Similarities with Park Güell

It should be said that in 1905 Gaudí was working in Barcelona on the construction of Park Güell, so the sketch he made of the garden took its inspiration from this park. It seems that when he returned to Barcelona with the design for the Xalet de Catllaràs, Gaudí himself sent two workers to La Pobla de Lillet to start work on the garden he had drawn.

A wild environment

The place where Jardins Artigas were built is in a very wild environment with the river Llobregat running between large jagged rocks and abundant indigenous vegetation. The architectural structures are the same as in Park Güell, but the materials used to build the garden were taken from the mountainous area near the Pyrenees where La Pobla de Lillet is situated. Therefore the materials you will see in the garden are stone slabs, pumice stone, pebbles from the river and marl, together with Portland cement which was used for the garden’s balustrades and naturalistic murals.
Besides the Llobregat river, there are plenty of water sources, with a large number of fountains spouting from the springs of natural water running down to the river. All that Gaudí did was to decorate them and make them into fountains with figures from which they take their names, such as La Cascada (The Waterfall), Font del Bou (Bull Fountain), Font del Lleó (The Lion Fountain) and Font de la Gruta (Grotto Fountain). The bridges, Pont d’Escala and Pont dels Arcs, were built to provide a way across the Llobregat and link the two banks of the river. Standing on a pronounced blade of rock overlooking the whole garden is La Glorieta, a summerhouse with a magnificent view.

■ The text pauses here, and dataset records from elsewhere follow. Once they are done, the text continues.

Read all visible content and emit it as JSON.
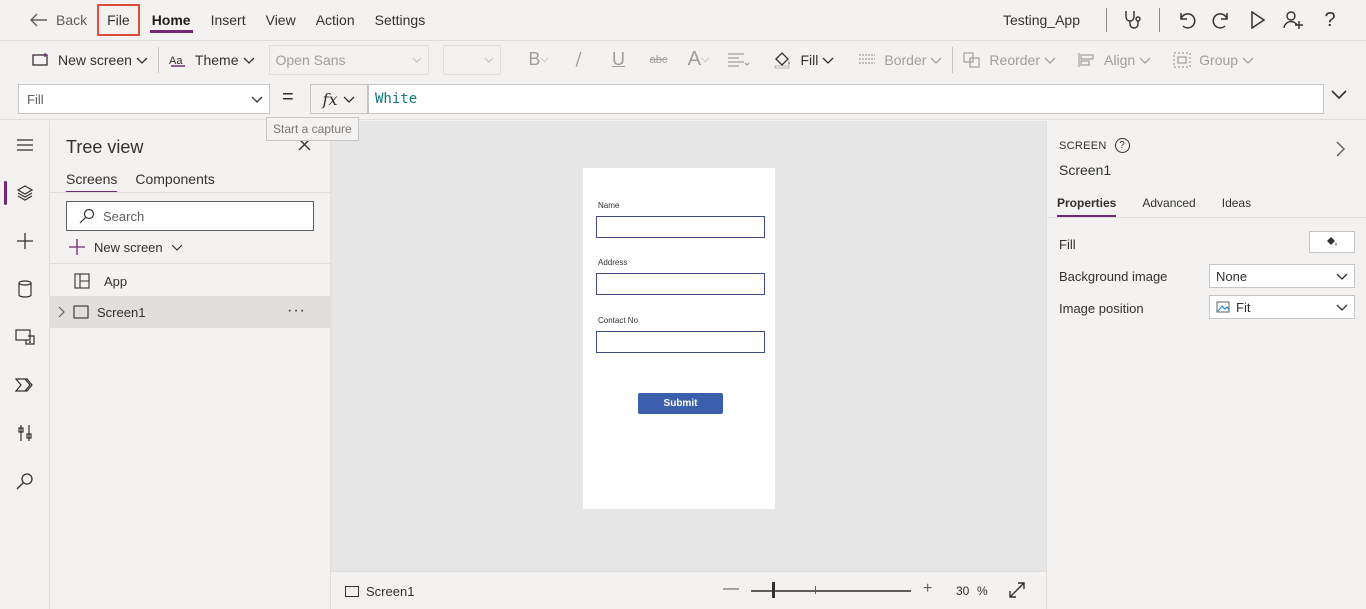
{
  "menubar": {
    "back_label": "Back",
    "items": [
      {
        "label": "File"
      },
      {
        "label": "Home"
      },
      {
        "label": "Insert"
      },
      {
        "label": "View"
      },
      {
        "label": "Action"
      },
      {
        "label": "Settings"
      }
    ],
    "active_item": "Home",
    "highlighted_item": "File",
    "app_name": "Testing_App",
    "help_label": "?"
  },
  "toolbar": {
    "new_screen_label": "New screen",
    "theme_label": "Theme",
    "font_value": "Open Sans",
    "bold_label": "B",
    "italic_label": "/",
    "underline_label": "U",
    "strike_label": "abc",
    "fontsize_label": "A",
    "fill_label": "Fill",
    "border_label": "Border",
    "reorder_label": "Reorder",
    "align_label": "Align",
    "group_label": "Group"
  },
  "formula": {
    "property": "Fill",
    "equals": "=",
    "fx_label": "fx",
    "value": "White",
    "tooltip": "Start a capture"
  },
  "tree": {
    "title": "Tree view",
    "tabs": [
      {
        "label": "Screens"
      },
      {
        "label": "Components"
      }
    ],
    "search_placeholder": "Search",
    "new_screen_label": "New screen",
    "rows": [
      {
        "label": "App"
      },
      {
        "label": "Screen1"
      }
    ],
    "more_label": "···"
  },
  "canvas": {
    "fields": [
      {
        "label": "Name"
      },
      {
        "label": "Address"
      },
      {
        "label": "Contact No"
      }
    ],
    "submit_label": "Submit"
  },
  "status": {
    "screen_label": "Screen1",
    "minus": "—",
    "plus": "+",
    "zoom_value": "30",
    "zoom_unit": "%"
  },
  "properties": {
    "kind": "SCREEN",
    "help": "?",
    "name": "Screen1",
    "tabs": [
      {
        "label": "Properties"
      },
      {
        "label": "Advanced"
      },
      {
        "label": "Ideas"
      }
    ],
    "fill_label": "Fill",
    "bg_image_label": "Background image",
    "bg_image_value": "None",
    "img_pos_label": "Image position",
    "img_pos_value": "Fit"
  },
  "colors": {
    "accent": "#742774",
    "highlight_box": "#e04e39",
    "submit_button": "#3b5fad",
    "formula_text": "#0c7b7e"
  }
}
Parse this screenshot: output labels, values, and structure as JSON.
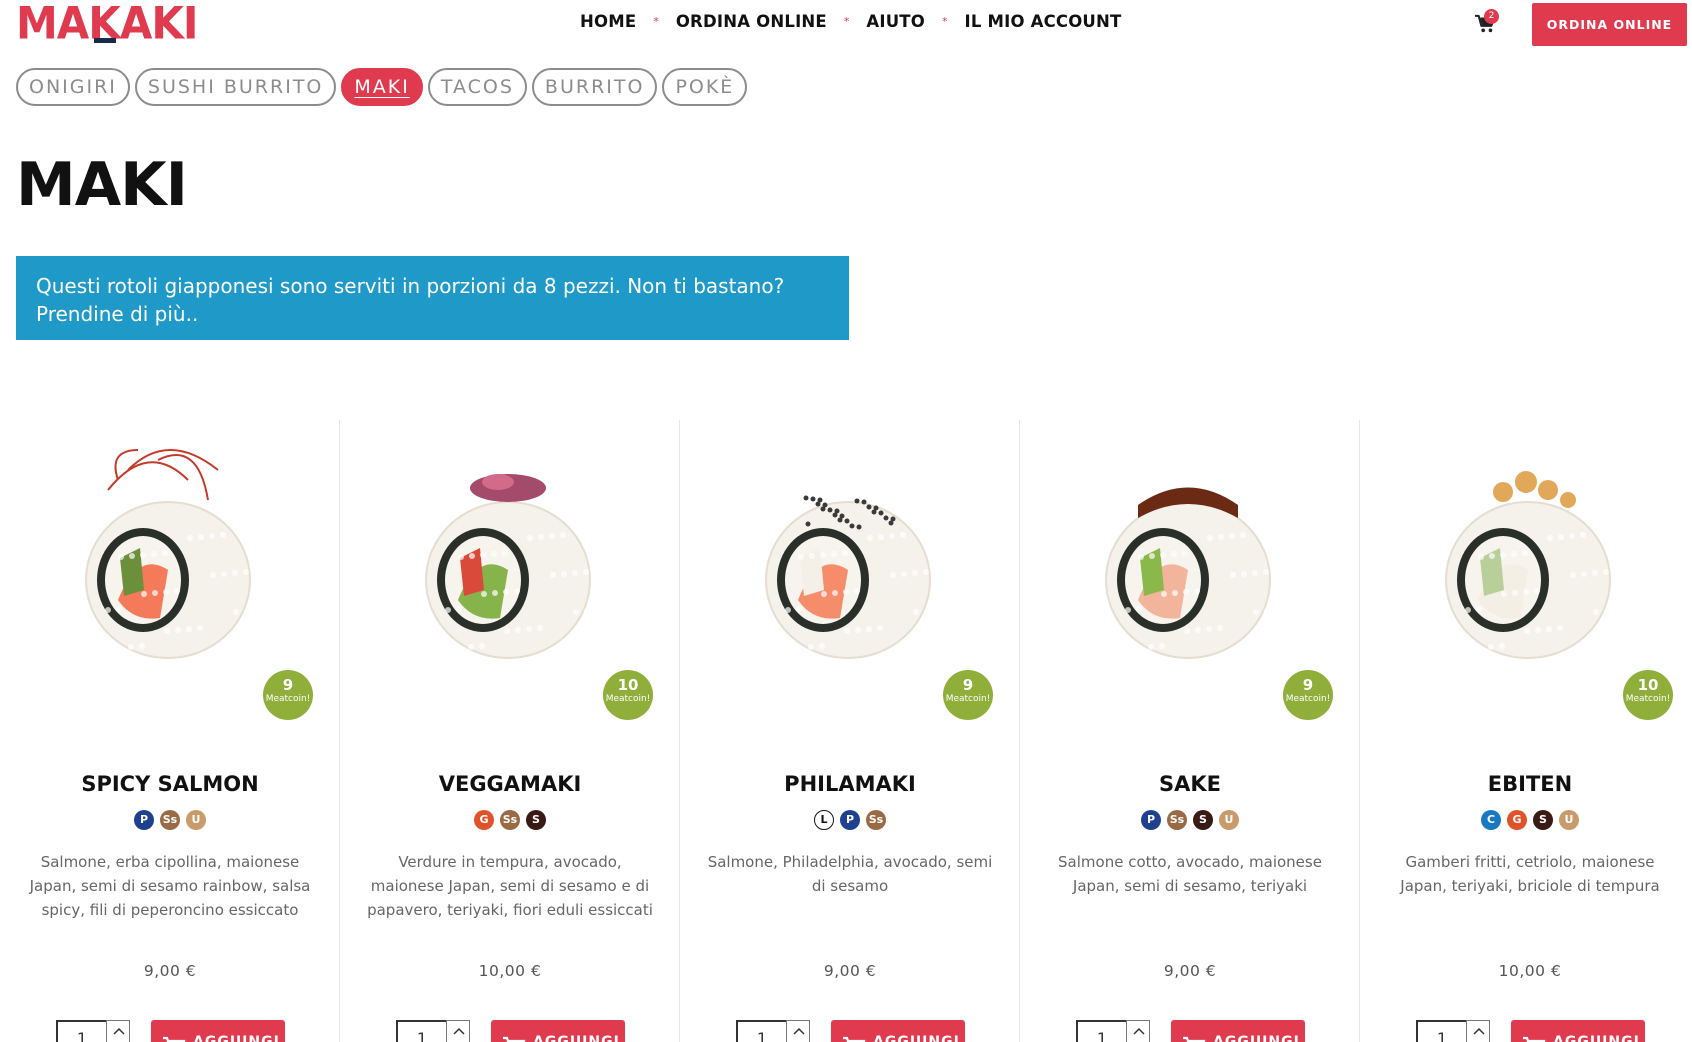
{
  "header": {
    "logo": "MAKAKI",
    "nav": [
      {
        "label": "HOME"
      },
      {
        "label": "ORDINA ONLINE"
      },
      {
        "label": "AIUTO"
      },
      {
        "label": "IL MIO ACCOUNT"
      }
    ],
    "nav_separator": "*",
    "cart_count": "2",
    "cta_label": "ORDINA ONLINE"
  },
  "categories": [
    {
      "label": "ONIGIRI",
      "active": false
    },
    {
      "label": "SUSHI BURRITO",
      "active": false
    },
    {
      "label": "MAKI",
      "active": true
    },
    {
      "label": "TACOS",
      "active": false
    },
    {
      "label": "BURRITO",
      "active": false
    },
    {
      "label": "POKÈ",
      "active": false
    }
  ],
  "page_title": "MAKI",
  "info_text": "Questi rotoli giapponesi sono serviti in porzioni da 8 pezzi. Non ti bastano? Prendine di più..",
  "badge_label": "Meatcoin!",
  "add_label": "AGGIUNGI",
  "qty_default": "1",
  "allergen_colors": {
    "P": "#1f3f8f",
    "Ss": "#9a6a45",
    "U": "#c99a6a",
    "G": "#e0522a",
    "S": "#3a1a14",
    "L": "#ffffff",
    "C": "#1a78c2"
  },
  "products": [
    {
      "name": "SPICY SALMON",
      "allergens": [
        "P",
        "Ss",
        "U"
      ],
      "description": "Salmone, erba cipollina, maionese Japan, semi di sesamo rainbow, salsa spicy, fili di peperoncino essiccato",
      "price": "9,00 €",
      "coins": "9"
    },
    {
      "name": "VEGGAMAKI",
      "allergens": [
        "G",
        "Ss",
        "S"
      ],
      "description": "Verdure in tempura, avocado, maionese Japan, semi di sesamo e di papavero, teriyaki, fiori eduli essiccati",
      "price": "10,00 €",
      "coins": "10"
    },
    {
      "name": "PHILAMAKI",
      "allergens": [
        "L",
        "P",
        "Ss"
      ],
      "description": "Salmone, Philadelphia, avocado, semi di sesamo",
      "price": "9,00 €",
      "coins": "9"
    },
    {
      "name": "SAKE",
      "allergens": [
        "P",
        "Ss",
        "S",
        "U"
      ],
      "description": "Salmone cotto, avocado, maionese Japan, semi di sesamo, teriyaki",
      "price": "9,00 €",
      "coins": "9"
    },
    {
      "name": "EBITEN",
      "allergens": [
        "C",
        "G",
        "S",
        "U"
      ],
      "description": "Gamberi fritti, cetriolo, maionese Japan, teriyaki, briciole di tempura",
      "price": "10,00 €",
      "coins": "10"
    }
  ]
}
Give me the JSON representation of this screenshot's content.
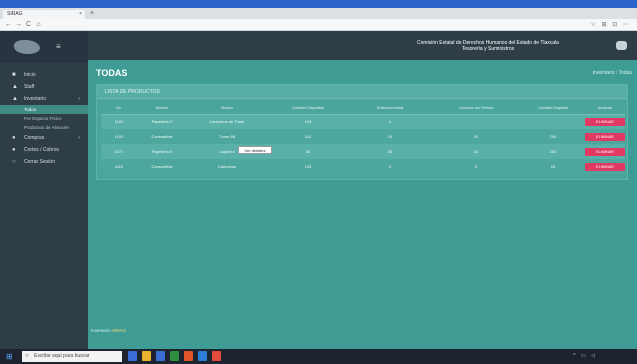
{
  "os": {
    "title": ""
  },
  "browser": {
    "tab_label": "SIRAG",
    "tab_close": "×",
    "new_tab": "+",
    "url": "",
    "search_placeholder": "",
    "back": "←",
    "forward": "→",
    "reload": "C",
    "home": "⌂",
    "toolbar_icons": "☆ ⊞ ⊡ ⋯"
  },
  "sidebar": {
    "menu_icon": "≡",
    "items": [
      {
        "label": "Inicio",
        "icon": "■"
      },
      {
        "label": "Staff",
        "icon": "▲"
      },
      {
        "label": "Inventario",
        "icon": "▲",
        "caret": "‹"
      }
    ],
    "sub_items": [
      {
        "label": "Todos",
        "active": true
      },
      {
        "label": "Por Espacio Físico",
        "active": false
      },
      {
        "label": "Productos de Almacén",
        "active": false
      }
    ],
    "items_after": [
      {
        "label": "Compras",
        "icon": "●",
        "caret": "‹"
      },
      {
        "label": "Cortes / Cobros",
        "icon": "●"
      },
      {
        "label": "Cerrar Sesión",
        "icon": "○"
      }
    ]
  },
  "header": {
    "org_line1": "Comisión Estatal de Derechos Humanos del Estado de Tlaxcala",
    "org_line2": "Tesorería y Suministros",
    "user_icon": "user-icon"
  },
  "main": {
    "page_title": "TODAS",
    "crumb_prev": "Inventario",
    "crumb_sep": "/",
    "crumb_current": "Todas",
    "panel_title": "LISTA DE PRODUCTOS",
    "columns": [
      "No.",
      "Nombre",
      "Modelo",
      "Cantidad Disponible",
      "Existencia Inicial",
      "Consumo por Periodo",
      "Cantidad Sugerida",
      "Acciones"
    ],
    "rows": [
      {
        "no": "1102",
        "nombre": "Papelería Y",
        "modelo": "Cartuchos de Tóner",
        "cant_disp": "100",
        "exist": "0",
        "consumo": "",
        "sugerida": "",
        "action": "ELIMINAR"
      },
      {
        "no": "1101",
        "nombre": "Consumible",
        "modelo": "Tóner 88",
        "cant_disp": "110",
        "exist": "15",
        "consumo": "15",
        "sugerida": "200",
        "action": "ELIMINAR"
      },
      {
        "no": "1077",
        "nombre": "Papelería 8",
        "modelo": "Lapicero",
        "cant_disp": "45",
        "exist": "35",
        "consumo": "15",
        "sugerida": "200",
        "action": "ELIMINAR"
      },
      {
        "no": "1113",
        "nombre": "Consumible",
        "modelo": "Cartuchos",
        "cant_disp": "120",
        "exist": "0",
        "consumo": "0",
        "sugerida": "18",
        "action": "ELIMINAR"
      }
    ],
    "tooltip": "Ver detalles",
    "footer_text": "Inventario",
    "footer_link": "SIRAG"
  },
  "taskbar": {
    "start_icon": "⊞",
    "search_text": "Escribe aquí para buscar",
    "search_icon": "○",
    "tray": "^ ▭ ◁",
    "time": "",
    "date": "",
    "icon_colors": [
      "#3b6fd6",
      "#e8b22e",
      "#3b6fd6",
      "#2d8f3e",
      "#e0542c",
      "#2a7ed8",
      "#e54b3a"
    ]
  }
}
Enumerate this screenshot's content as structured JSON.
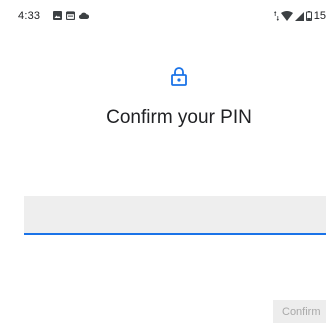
{
  "status_bar": {
    "time": "4:33",
    "left_icons": [
      "image-notification-icon",
      "calendar-notification-icon",
      "cloud-notification-icon"
    ],
    "right_icons": [
      "data-arrows-icon",
      "wifi-icon",
      "cellular-signal-icon",
      "battery-icon"
    ],
    "battery_text": "15"
  },
  "screen": {
    "lock_icon": "lock-icon",
    "title": "Confirm your PIN",
    "pin_input_value": "",
    "confirm_label": "Confirm"
  },
  "colors": {
    "accent": "#1a73e8",
    "text": "#202124",
    "field_background": "#eeeeee",
    "disabled_button_background": "#ededed",
    "disabled_button_text": "#a9a9a9"
  }
}
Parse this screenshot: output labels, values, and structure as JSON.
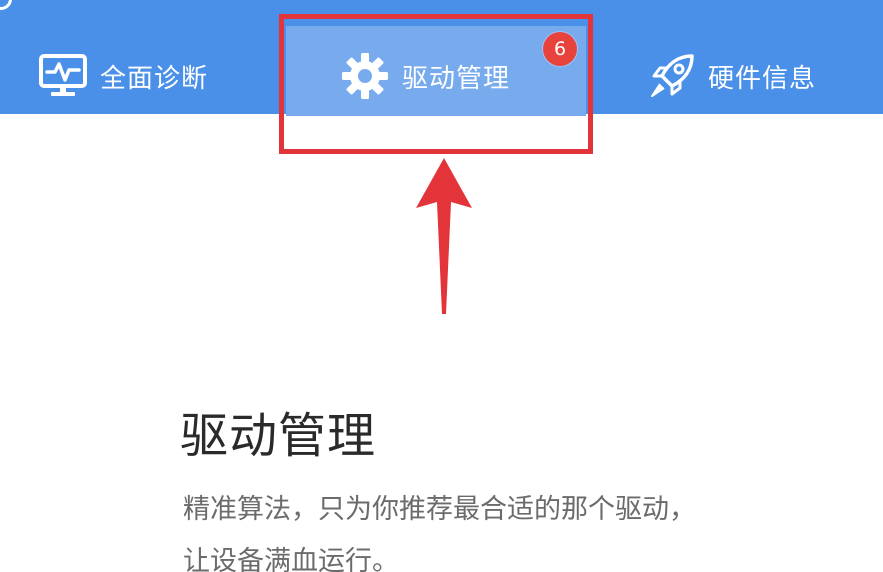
{
  "tabs": [
    {
      "id": "diagnose",
      "label": "全面诊断",
      "icon": "monitor-pulse-icon",
      "active": false
    },
    {
      "id": "driver",
      "label": "驱动管理",
      "icon": "gear-icon",
      "active": true,
      "badge": "6"
    },
    {
      "id": "hardware",
      "label": "硬件信息",
      "icon": "rocket-icon",
      "active": false
    }
  ],
  "feature": {
    "title": "驱动管理",
    "description_line1": "精准算法，只为你推荐最合适的那个驱动，",
    "description_line2": "让设备满血运行。"
  },
  "colors": {
    "topbar": "#4a90e8",
    "active_tab": "#77abee",
    "badge": "#e8423c",
    "highlight": "#e3343a"
  }
}
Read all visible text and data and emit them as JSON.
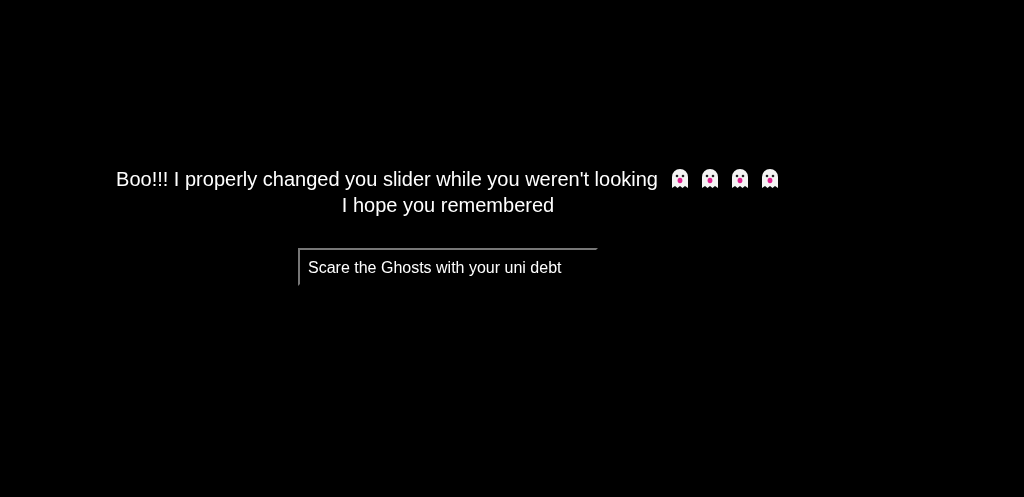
{
  "message": {
    "lines": [
      "Boo!!! I properly changed you slider while you weren't looking",
      "I hope you remembered"
    ],
    "icons": [
      {
        "kind": "ghost"
      },
      {
        "kind": "ghost"
      },
      {
        "kind": "ghost"
      },
      {
        "kind": "ghost"
      }
    ]
  },
  "field": {
    "value": "Scare the Ghosts with your uni debt"
  }
}
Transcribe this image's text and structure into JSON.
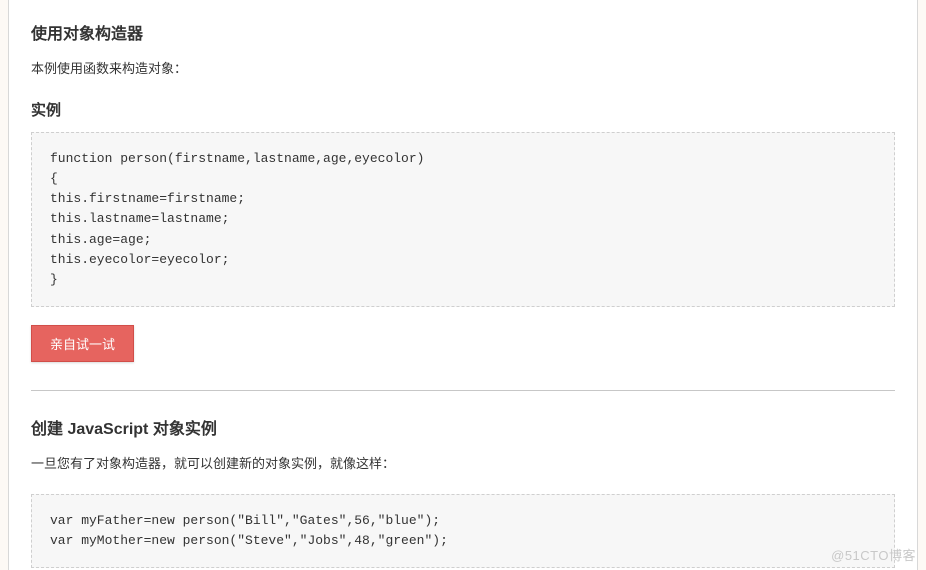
{
  "section1": {
    "heading": "使用对象构造器",
    "description": "本例使用函数来构造对象：",
    "example_label": "实例",
    "code": "function person(firstname,lastname,age,eyecolor)\n{\nthis.firstname=firstname;\nthis.lastname=lastname;\nthis.age=age;\nthis.eyecolor=eyecolor;\n}",
    "try_button": "亲自试一试"
  },
  "section2": {
    "heading": "创建 JavaScript 对象实例",
    "description": "一旦您有了对象构造器，就可以创建新的对象实例，就像这样：",
    "code": "var myFather=new person(\"Bill\",\"Gates\",56,\"blue\");\nvar myMother=new person(\"Steve\",\"Jobs\",48,\"green\");"
  },
  "watermark": "@51CTO博客"
}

There are various symbols to look out for in the garden such as the Four Evangelists presided over by the figure of an eagle majestically watching over the garden from the side of the Glorieta del Bou (Bull’s Summerhouse), the lion and the Angel, which originally stood inside the waterfall, but has not been reproduced. Snakes protect the only entrance Gaudí designed for the garden. Other points of interest include the caryatides with the figure of man and woman, the fisherman’s corner, the picnic area with its naturalistic mural and the bamboo reeds.